Highly performant large-scale pre-trained models promise to provide a valuable foundation for learning specialized tasks through fine-tuning. By starting with a robust general-purpose model, the goal is to achieve both specialization in the target task and to maintain robustness. To evaluate model robustness to out-of-distribution samples after fine-tuning on downstream datasets, we introduce a new benchmark, ImageNet-RIB (Robustness Inheritance Benchmark). This benchmark comprises a set of related but distinct specialized tasks; pre-trained models are fine-tuned on one task in the set, and their robustness is evaluated on the others, iterating across all tasks. Counterintuitively, we find that model robustness after fine-tuning on related downstream tasks is lowest when the pre-training dataset is the richest and most diverse. This result suggests that starting with the strongest foundation model may not always be the best strategy for achieving optimal performance on specialist tasks.

About the Speaker

Jaedong Hwang is a Ph.D. student in the Department of Electrical Engineering and Computer Science (EECS) at the Massachusetts Institute of Technology (MIT), advised by Professor Ila Fiete. His research focuses on learning from imperfect supervision, building efficient AI inspired by neuroscience, and advancing neuroscience research through AI. He has received multiple Outstanding Reviewer Awards from CVPR, ICCV, and ICLR. Previously, he interned at Adobe Research and earned his M.S. in Electrical and Computer Engineering and B.S. in Computer Science and Engineering from Seoul National University, specializing in computer vision.

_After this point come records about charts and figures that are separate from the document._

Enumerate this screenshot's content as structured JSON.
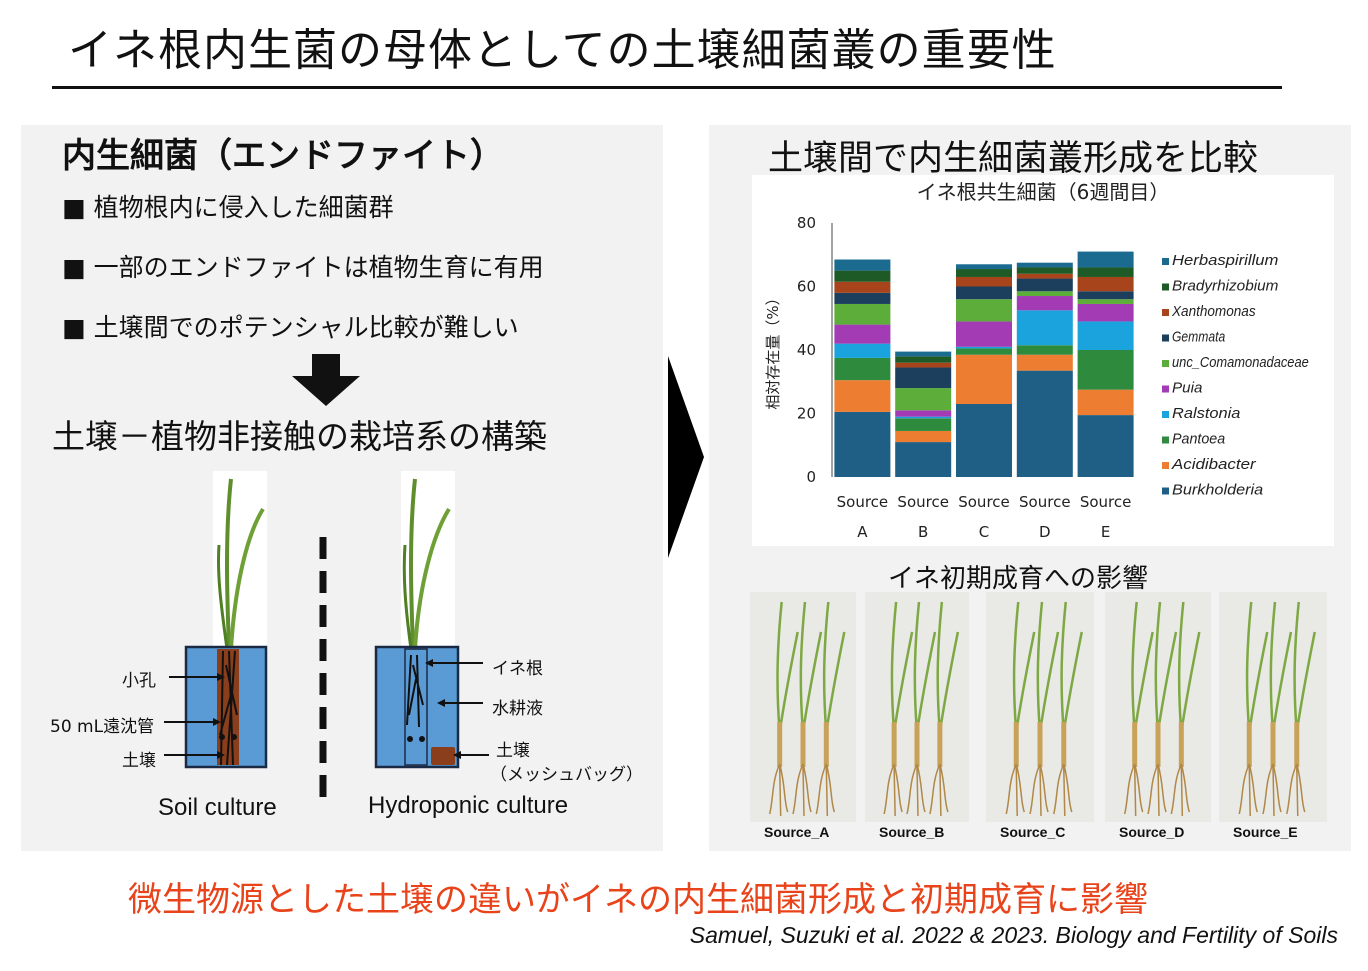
{
  "title": "イネ根内生菌の母体としての土壌細菌叢の重要性",
  "left": {
    "heading": "内生細菌（エンドファイト）",
    "bullets": [
      "■ 植物根内に侵入した細菌群",
      "■ 一部のエンドファイトは植物生育に有用",
      "■ 土壌間でのポテンシャル比較が難しい"
    ],
    "construct_title": "土壌－植物非接触の栽培系の構築",
    "soil_labels": [
      "小孔",
      "50 mL遠沈管",
      "土壌"
    ],
    "hydro_labels": [
      "イネ根",
      "水耕液",
      "土壌",
      "（メッシュバッグ）"
    ],
    "soil_culture": "Soil culture",
    "hydro_culture": "Hydroponic culture"
  },
  "right": {
    "heading": "土壌間で内生細菌叢形成を比較",
    "growth_title": "イネ初期成育への影響",
    "photo_labels": [
      "Source_A",
      "Source_B",
      "Source_C",
      "Source_D",
      "Source_E"
    ]
  },
  "chart_data": {
    "type": "bar",
    "stacked": true,
    "title": "イネ根共生細菌（6週間目）",
    "ylabel": "相対存在量（%）",
    "xlabel": "",
    "ylim": [
      0,
      80
    ],
    "yticks": [
      0,
      20,
      40,
      60,
      80
    ],
    "categories": [
      [
        "Source",
        "A"
      ],
      [
        "Source",
        "B"
      ],
      [
        "Source",
        "C"
      ],
      [
        "Source",
        "D"
      ],
      [
        "Source",
        "E"
      ]
    ],
    "legend_position": "right",
    "series": [
      {
        "name": "Burkholderia",
        "color": "#1f5f86",
        "values": [
          20.5,
          11,
          23,
          33.5,
          19.5
        ]
      },
      {
        "name": "Acidibacter",
        "color": "#ed7d31",
        "values": [
          10,
          3.5,
          15.5,
          5,
          8
        ]
      },
      {
        "name": "Pantoea",
        "color": "#2e8b3e",
        "values": [
          7,
          4,
          2,
          3,
          12.5
        ]
      },
      {
        "name": "Ralstonia",
        "color": "#1aa3dc",
        "values": [
          4.5,
          0.5,
          0.5,
          11,
          9
        ]
      },
      {
        "name": "Puia",
        "color": "#a23bb4",
        "values": [
          6,
          2,
          8,
          4.5,
          5.5
        ]
      },
      {
        "name": "unc_Comamonadaceae",
        "color": "#5dad3a",
        "values": [
          6.5,
          7,
          7,
          1.5,
          1.5
        ]
      },
      {
        "name": "Gemmata",
        "color": "#1b3f5c",
        "values": [
          3.5,
          6.5,
          4,
          4,
          2.5
        ]
      },
      {
        "name": "Xanthomonas",
        "color": "#a8441c",
        "values": [
          3.5,
          1.5,
          3,
          1.5,
          4.5
        ]
      },
      {
        "name": "Bradyrhizobium",
        "color": "#1e5a26",
        "values": [
          3.5,
          2,
          2.5,
          2,
          3
        ]
      },
      {
        "name": "Herbaspirillum",
        "color": "#1b6a8f",
        "values": [
          3.5,
          1.5,
          1.5,
          1.5,
          5
        ]
      }
    ]
  },
  "conclusion": "微生物源とした土壌の違いがイネの内生細菌形成と初期成育に影響",
  "citation": "Samuel, Suzuki et al. 2022 & 2023. Biology and Fertility of Soils",
  "colors": {
    "accent_red": "#e8431a",
    "tube_blue": "#5b9bd5",
    "soil_brown": "#8b3e1c",
    "panel_gray": "#f2f2f2"
  }
}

Dataset Safari: Adventures from 2024's Top Computer Vision Conferences

Harpreet Sahota
Voxel51

Datasets are the lifeblood of machine learning, driving innovation and enabling breakthrough applications in computer vision and AI. This talk presents a curated exploration of the most compelling visual datasets unveiled at CVPR, ECCV, and NeurIPS 2024, with a unique twist – we’ll explore them live using FiftyOne, the open-source tool for dataset curation and analysis.

Using FiftyOne’s powerful visualization and analysis capabilities, we’ll take a deep dive into these collections, examining their unique characteristics through interactive sessions. We’ll demonstrate how to:

  • Analyze dataset distributions and potential biases
  • Identify edge cases and interesting samples
  • Compare similar samples across datasets
  • Explore multi-modal annotations and complex label structures

Whether you’re a researcher, practitioner, or dataset enthusiast, this session will provide hands-on insights into both the datasets shaping our field and practical tools for dataset exploration. Join us for a live demonstration of how modern dataset analysis tools can unlock deeper understanding of the data driving AI forward.

About the Speaker

Harpreet Sahota is a hacker-in-residence and machine learning engineer with a passion for deep learning and generative AI. He’s got a deep interest in RAG, Agents, and Multimodal AI.